Una proposta che, se accolta, non richiederebbe investimenti da parte dello Stato, né revisioni del gettito fiscale ma servirebbe anche a risollevare le imprese potendo porre all’attivo questa voce finora considerata – dal punto di vista fiscale, finanziario ed economico – un valore tutto al passivo. Inoltre, si potrebbe così riconoscere come investimento anche la formazione del personale. Un cambiamento di visione e di prospettiva per uscire dall’impasse provocato da una crisi economica che non accenna ad abbandonarci.
Recuperare la dimensione etica e spirituale nell’economia
“Recuperare la dimensione etica e spirituale nel mondo dell’economia e della finanza, per riconoscere dignità al lavoro e restituire all’impresa il suo ruolo sociale a servizio della comunità e del bene comune”. È questo il compito dell’UCID secondo il presidente del Comitato tecnico scientifico, sen.

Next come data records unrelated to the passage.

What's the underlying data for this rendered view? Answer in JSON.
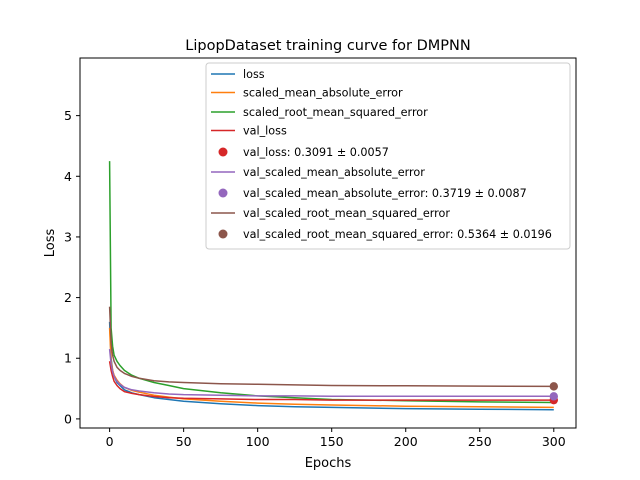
{
  "chart_data": {
    "type": "line",
    "title": "LipopDataset training curve for DMPNN",
    "xlabel": "Epochs",
    "ylabel": "Loss",
    "xlim": [
      -20,
      315
    ],
    "ylim": [
      -0.15,
      5.95
    ],
    "xticks": [
      "0",
      "50",
      "100",
      "150",
      "200",
      "250",
      "300"
    ],
    "yticks": [
      "0",
      "1",
      "2",
      "3",
      "4",
      "5"
    ],
    "grid": false,
    "legend_position": "top-right",
    "x": [
      0,
      1,
      2,
      3,
      5,
      7,
      10,
      15,
      20,
      30,
      40,
      50,
      75,
      100,
      125,
      150,
      200,
      250,
      300
    ],
    "series": [
      {
        "name": "loss",
        "kind": "line",
        "color": "#1f77b4",
        "values": [
          1.6,
          1.0,
          0.8,
          0.7,
          0.6,
          0.55,
          0.48,
          0.43,
          0.4,
          0.35,
          0.32,
          0.29,
          0.25,
          0.22,
          0.2,
          0.19,
          0.17,
          0.16,
          0.15
        ]
      },
      {
        "name": "scaled_mean_absolute_error",
        "kind": "line",
        "color": "#ff7f0e",
        "values": [
          1.5,
          0.95,
          0.8,
          0.72,
          0.64,
          0.58,
          0.52,
          0.47,
          0.44,
          0.39,
          0.36,
          0.33,
          0.29,
          0.26,
          0.24,
          0.23,
          0.21,
          0.2,
          0.19
        ]
      },
      {
        "name": "scaled_root_mean_squared_error",
        "kind": "line",
        "color": "#2ca02c",
        "values": [
          4.25,
          1.5,
          1.2,
          1.05,
          0.95,
          0.88,
          0.8,
          0.72,
          0.67,
          0.6,
          0.55,
          0.5,
          0.43,
          0.38,
          0.35,
          0.32,
          0.3,
          0.28,
          0.27
        ]
      },
      {
        "name": "val_loss",
        "kind": "line",
        "color": "#d62728",
        "values": [
          0.95,
          0.8,
          0.7,
          0.62,
          0.55,
          0.5,
          0.45,
          0.42,
          0.4,
          0.37,
          0.35,
          0.34,
          0.33,
          0.32,
          0.32,
          0.31,
          0.31,
          0.31,
          0.31
        ]
      },
      {
        "name": "val_loss: 0.3091 ± 0.0057",
        "kind": "point",
        "color": "#d62728",
        "x_point": 300,
        "y_point": 0.3091
      },
      {
        "name": "val_scaled_mean_absolute_error",
        "kind": "line",
        "color": "#9467bd",
        "values": [
          1.15,
          0.9,
          0.78,
          0.7,
          0.62,
          0.57,
          0.52,
          0.48,
          0.46,
          0.43,
          0.41,
          0.4,
          0.39,
          0.38,
          0.38,
          0.375,
          0.372,
          0.372,
          0.372
        ]
      },
      {
        "name": "val_scaled_mean_absolute_error: 0.3719 ± 0.0087",
        "kind": "point",
        "color": "#9467bd",
        "x_point": 300,
        "y_point": 0.3719
      },
      {
        "name": "val_scaled_root_mean_squared_error",
        "kind": "line",
        "color": "#8c564b",
        "values": [
          1.85,
          1.25,
          1.05,
          0.95,
          0.85,
          0.8,
          0.75,
          0.7,
          0.67,
          0.63,
          0.61,
          0.6,
          0.58,
          0.57,
          0.56,
          0.55,
          0.545,
          0.54,
          0.536
        ]
      },
      {
        "name": "val_scaled_root_mean_squared_error: 0.5364 ± 0.0196",
        "kind": "point",
        "color": "#8c564b",
        "x_point": 300,
        "y_point": 0.5364
      }
    ]
  }
}
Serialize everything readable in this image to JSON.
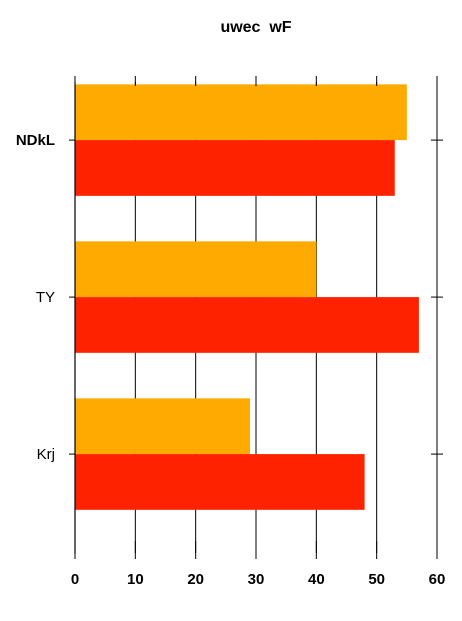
{
  "chart_data": {
    "type": "bar",
    "orientation": "horizontal",
    "title": "uwec  wF",
    "xlabel": "",
    "ylabel": "",
    "categories": [
      "NDkL",
      "TY",
      "Krj"
    ],
    "series": [
      {
        "values": [
          55,
          40,
          29
        ],
        "color": "#FFAA00"
      },
      {
        "values": [
          53,
          57,
          48
        ],
        "color": "#FF2200"
      }
    ],
    "xlim": [
      0,
      60
    ],
    "xticks": [
      0,
      10,
      20,
      30,
      40,
      50,
      60
    ],
    "grid": "vertical",
    "legend": "none"
  }
}
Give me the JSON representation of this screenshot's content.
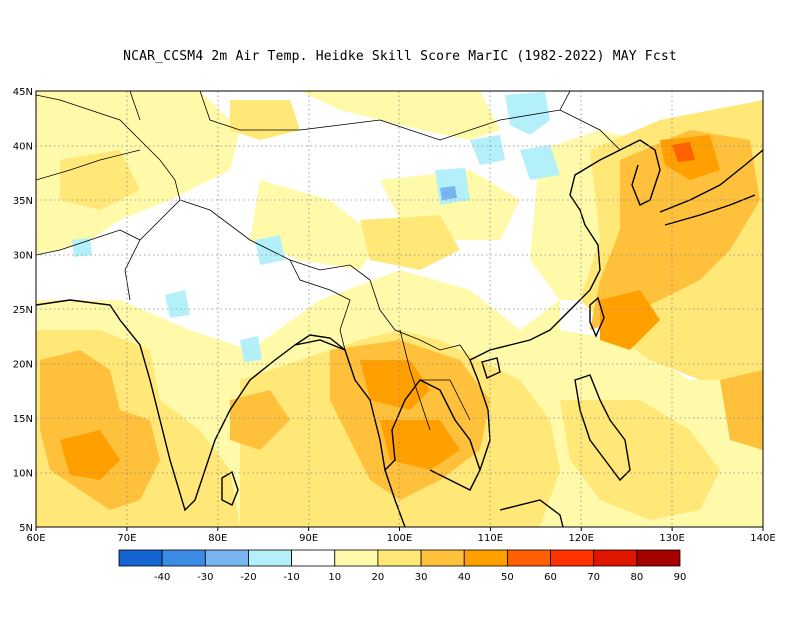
{
  "title": "NCAR_CCSM4  2m Air Temp. Heidke Skill Score MarIC (1982-2022) MAY Fcst",
  "map": {
    "lon_range": [
      60,
      140
    ],
    "lat_range": [
      5,
      45
    ],
    "lon_ticks": [
      "60E",
      "70E",
      "80E",
      "90E",
      "100E",
      "110E",
      "120E",
      "130E",
      "140E"
    ],
    "lat_ticks": [
      "5N",
      "10N",
      "15N",
      "20N",
      "25N",
      "30N",
      "35N",
      "40N",
      "45N"
    ],
    "grid": "dotted"
  },
  "colorbar": {
    "colors": [
      "#1464d2",
      "#3c8ce6",
      "#78b4f0",
      "#b4f0fa",
      "#ffffff",
      "#fffaaa",
      "#ffe878",
      "#ffc03c",
      "#ffa000",
      "#ff6000",
      "#ff3200",
      "#e11400",
      "#a50000"
    ],
    "labels": [
      "-40",
      "-30",
      "-20",
      "-10",
      "10",
      "20",
      "30",
      "40",
      "50",
      "60",
      "70",
      "80",
      "90"
    ]
  },
  "regions": [
    {
      "name": "weak-positive-band",
      "level": "20-30",
      "color": "#ffe878"
    },
    {
      "name": "moderate-positive",
      "level": "30-40",
      "color": "#ffc03c"
    },
    {
      "name": "strong-positive",
      "level": "40-50",
      "color": "#ffa000"
    },
    {
      "name": "local-max",
      "level": "50-60",
      "color": "#ff6000"
    },
    {
      "name": "negative-patches",
      "level": "-10 to -20",
      "color": "#b4f0fa"
    }
  ]
}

Riccardo Pedrizzi il quale sottolinea come in questa particolare congiuntura storica occorra “creare un circuito virtuoso per un progetto di sviluppo comune che si sposi con un’economia eticamente sostenibile, che generi benessere vero; un’economia costruita intorno alle persone e che viva di produzione reale, non di castelli finanziari destinati a franare sotto il peso della speculazione”.

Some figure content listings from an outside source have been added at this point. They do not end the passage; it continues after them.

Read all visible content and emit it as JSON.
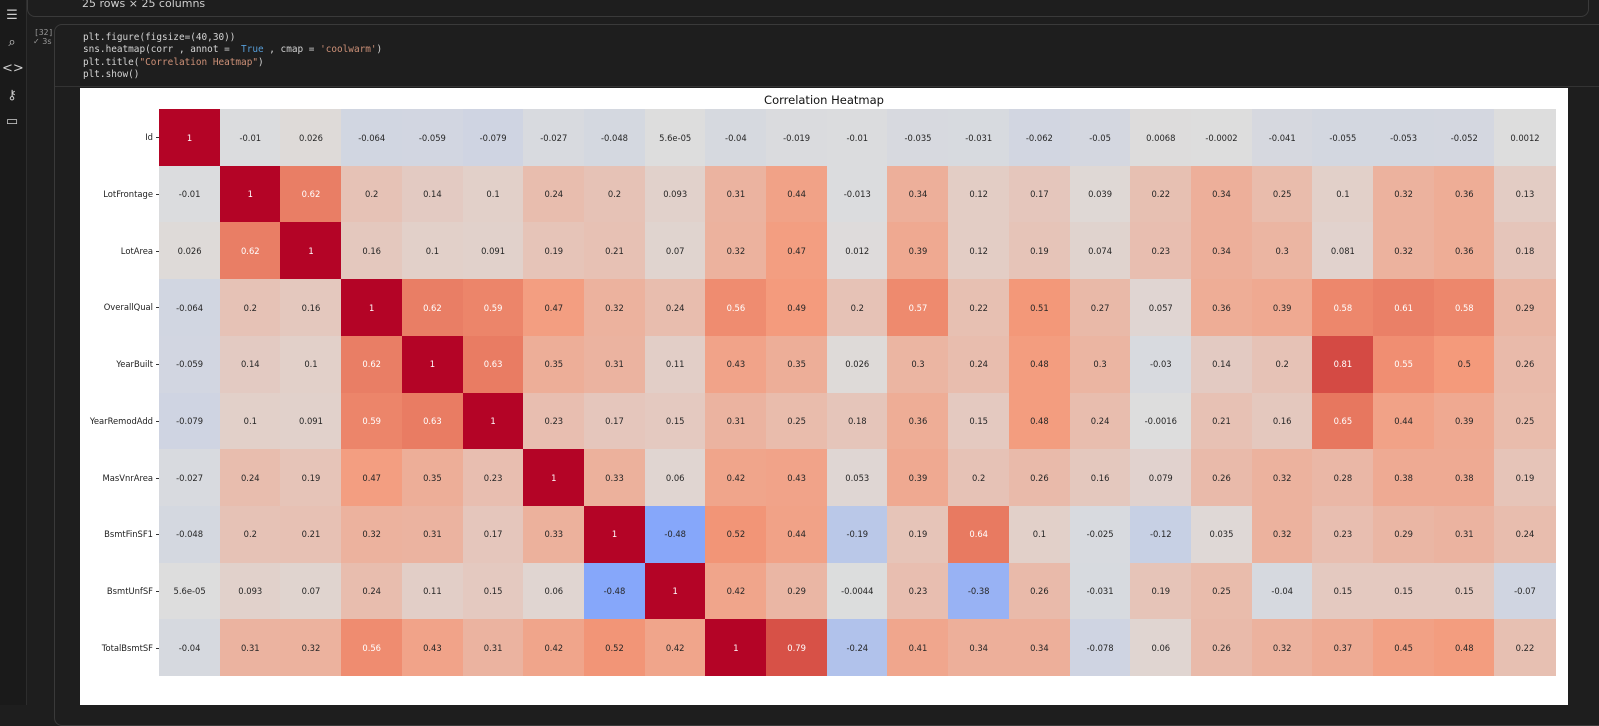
{
  "sidebar": {
    "icons": [
      "table-of-contents-icon",
      "find-replace-icon",
      "code-snippets-icon",
      "secrets-key-icon",
      "files-folder-icon"
    ]
  },
  "previous_output": {
    "text": "25 rows × 25 columns"
  },
  "cell": {
    "execution_count": "[32]",
    "execution_time": "3s",
    "code_lines": [
      "plt.figure(figsize=(40,30))",
      "sns.heatmap(corr , annot =  True , cmap = 'coolwarm')",
      "plt.title(\"Correlation Heatmap\")",
      "plt.show()"
    ]
  },
  "chart_data": {
    "type": "heatmap",
    "title": "Correlation Heatmap",
    "colormap": "coolwarm",
    "value_range": [
      -1,
      1
    ],
    "row_labels": [
      "Id",
      "LotFrontage",
      "LotArea",
      "OverallQual",
      "YearBuilt",
      "YearRemodAdd",
      "MasVnrArea",
      "BsmtFinSF1",
      "BsmtUnfSF",
      "TotalBsmtSF"
    ],
    "values": [
      [
        "1",
        "-0.01",
        "0.026",
        "-0.064",
        "-0.059",
        "-0.079",
        "-0.027",
        "-0.048",
        "5.6e-05",
        "-0.04",
        "-0.019",
        "-0.01",
        "-0.035",
        "-0.031",
        "-0.062",
        "-0.05",
        "0.0068",
        "-0.0002",
        "-0.041",
        "-0.055",
        "-0.053",
        "-0.052",
        "0.0012"
      ],
      [
        "-0.01",
        "1",
        "0.62",
        "0.2",
        "0.14",
        "0.1",
        "0.24",
        "0.2",
        "0.093",
        "0.31",
        "0.44",
        "-0.013",
        "0.34",
        "0.12",
        "0.17",
        "0.039",
        "0.22",
        "0.34",
        "0.25",
        "0.1",
        "0.32",
        "0.36",
        "0.13"
      ],
      [
        "0.026",
        "0.62",
        "1",
        "0.16",
        "0.1",
        "0.091",
        "0.19",
        "0.21",
        "0.07",
        "0.32",
        "0.47",
        "0.012",
        "0.39",
        "0.12",
        "0.19",
        "0.074",
        "0.23",
        "0.34",
        "0.3",
        "0.081",
        "0.32",
        "0.36",
        "0.18"
      ],
      [
        "-0.064",
        "0.2",
        "0.16",
        "1",
        "0.62",
        "0.59",
        "0.47",
        "0.32",
        "0.24",
        "0.56",
        "0.49",
        "0.2",
        "0.57",
        "0.22",
        "0.51",
        "0.27",
        "0.057",
        "0.36",
        "0.39",
        "0.58",
        "0.61",
        "0.58",
        "0.29"
      ],
      [
        "-0.059",
        "0.14",
        "0.1",
        "0.62",
        "1",
        "0.63",
        "0.35",
        "0.31",
        "0.11",
        "0.43",
        "0.35",
        "0.026",
        "0.3",
        "0.24",
        "0.48",
        "0.3",
        "-0.03",
        "0.14",
        "0.2",
        "0.81",
        "0.55",
        "0.5",
        "0.26"
      ],
      [
        "-0.079",
        "0.1",
        "0.091",
        "0.59",
        "0.63",
        "1",
        "0.23",
        "0.17",
        "0.15",
        "0.31",
        "0.25",
        "0.18",
        "0.36",
        "0.15",
        "0.48",
        "0.24",
        "-0.0016",
        "0.21",
        "0.16",
        "0.65",
        "0.44",
        "0.39",
        "0.25"
      ],
      [
        "-0.027",
        "0.24",
        "0.19",
        "0.47",
        "0.35",
        "0.23",
        "1",
        "0.33",
        "0.06",
        "0.42",
        "0.43",
        "0.053",
        "0.39",
        "0.2",
        "0.26",
        "0.16",
        "0.079",
        "0.26",
        "0.32",
        "0.28",
        "0.38",
        "0.38",
        "0.19"
      ],
      [
        "-0.048",
        "0.2",
        "0.21",
        "0.32",
        "0.31",
        "0.17",
        "0.33",
        "1",
        "-0.48",
        "0.52",
        "0.44",
        "-0.19",
        "0.19",
        "0.64",
        "0.1",
        "-0.025",
        "-0.12",
        "0.035",
        "0.32",
        "0.23",
        "0.29",
        "0.31",
        "0.24"
      ],
      [
        "5.6e-05",
        "0.093",
        "0.07",
        "0.24",
        "0.11",
        "0.15",
        "0.06",
        "-0.48",
        "1",
        "0.42",
        "0.29",
        "-0.0044",
        "0.23",
        "-0.38",
        "0.26",
        "-0.031",
        "0.19",
        "0.25",
        "-0.04",
        "0.15",
        "0.15",
        "0.15",
        "-0.07"
      ],
      [
        "-0.04",
        "0.31",
        "0.32",
        "0.56",
        "0.43",
        "0.31",
        "0.42",
        "0.52",
        "0.42",
        "1",
        "0.79",
        "-0.24",
        "0.41",
        "0.34",
        "0.34",
        "-0.078",
        "0.06",
        "0.26",
        "0.32",
        "0.37",
        "0.45",
        "0.48",
        "0.22"
      ]
    ]
  }
}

In questa ottica il CTS, a partire dal 13 novembre ha deciso di avviare un nuovo ciclo di incontri con autorevoli esponenti del mondo della Chiesa, dell’imprenditoria e delle professioni, che cercheranno di riportare l’UCID e in generale il mondo cattolico, al centro del dibattito culturale e politico. Potrebbe essere proprio questo organismo a svolgere “un ruolo importante e strategico di competenza, aggregando intelligenze, cultura, e risorse spirituali, anche esterne, intorno a un’idea di società e di mercato non piegata esclusivamente alla logica del solo profitto”. Nella convinzione che “alla crisi finanziaria ed ai disastri prodotti dall’economia speculativa del Terzo Millennio, solo la Dottrina sociale della Chiesa può dare una risposta adeguata ed attuale”.

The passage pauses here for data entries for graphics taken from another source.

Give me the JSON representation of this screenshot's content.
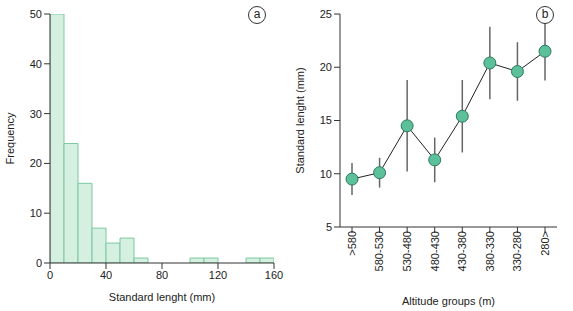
{
  "chart_data": [
    {
      "type": "histogram",
      "title": "a",
      "bins": [
        0,
        10,
        20,
        30,
        40,
        50,
        60,
        70,
        80,
        90,
        100,
        110,
        120,
        130,
        140,
        150,
        160
      ],
      "values": [
        50,
        24,
        16,
        7,
        4,
        5,
        1,
        0,
        0,
        0,
        1,
        1,
        0,
        0,
        1,
        1
      ],
      "color": "#d5efe0",
      "xlim": [
        0,
        160
      ],
      "xticks": [
        0,
        40,
        80,
        120,
        160
      ],
      "ylim": [
        0,
        50
      ],
      "yticks": [
        0,
        10,
        20,
        30,
        40,
        50
      ],
      "x_label": "Standard lenght (mm)",
      "y_label": "Frequency"
    },
    {
      "type": "line",
      "title": "b",
      "categories": [
        ">580",
        "580-530",
        "530-480",
        "480-430",
        "430-380",
        "380-330",
        "330-280",
        "280>"
      ],
      "values": [
        9.5,
        10.1,
        14.5,
        11.3,
        15.4,
        20.4,
        19.6,
        21.5
      ],
      "errors": [
        1.5,
        1.4,
        4.3,
        2.1,
        3.4,
        3.4,
        2.75,
        2.75
      ],
      "color": "#5cc09a",
      "marker": "circle",
      "ylim": [
        5,
        25
      ],
      "yticks": [
        5,
        10,
        15,
        20,
        25
      ],
      "x_label": "Altitude groups (m)",
      "y_label": "Standard lenght (mm)"
    }
  ]
}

Apertura esercizi commerciali la domenica
L’UCID non si oppone all’apertura degli esercizi commerciali la domenica, ma chiede orari diversificati e flessibili per gli occupati. In altre parole: l’apertura domenicale non deve andare a scapito del lavoratore. L’Unione cristiana imprenditori, dirigenti e professionisti chiede in particolare l’adozione di scale di priorità e orari da regolare a livello di contratto specifico e di aree macro-territoriali.
Secondo l’Unione è necessario “individuare un metodo e adottare un corretto modello organizzativo per consentire al personale impegnato nelle attività nei giorni di festa di poter dedicare un adeguato tempo alla propria sfera religiosa e familiare e al riposo settimanale”. In un comunicato l’Ucid spiega che per i consumatori, o per coloro che saranno impegnati in turni lavorativi domenicali nelle attività commerciali, non vi sono limitazioni o privazioni (come per medici, infermieri, e forze di polizia), circa le attività legate alla normale vita sociale, se queste sono organizzate in turni che non occupino l’intera giornata. Va anche ricordato che, nelle attività lavorative che prevedono il lavoro domenicale e festivo, il dipendente gode di una tutela sindacale e di una normativa prevista esplicitamente nei contratti di lavoro.
E l’Ucid sottolinea che anche per chi professa fedi non cristiane si potrebbe prevedere la stessa tutela, prestando un’attenzione simile: la suddivisione in fasce orarie consentirebbe di usufruire di un periodo di riposo diverso (ad esempio durante il venerdì per il lavoratore credente musulmano, durante il sabato per il fedele di religione ebraica) e di un adeguato tempo per la preghiera.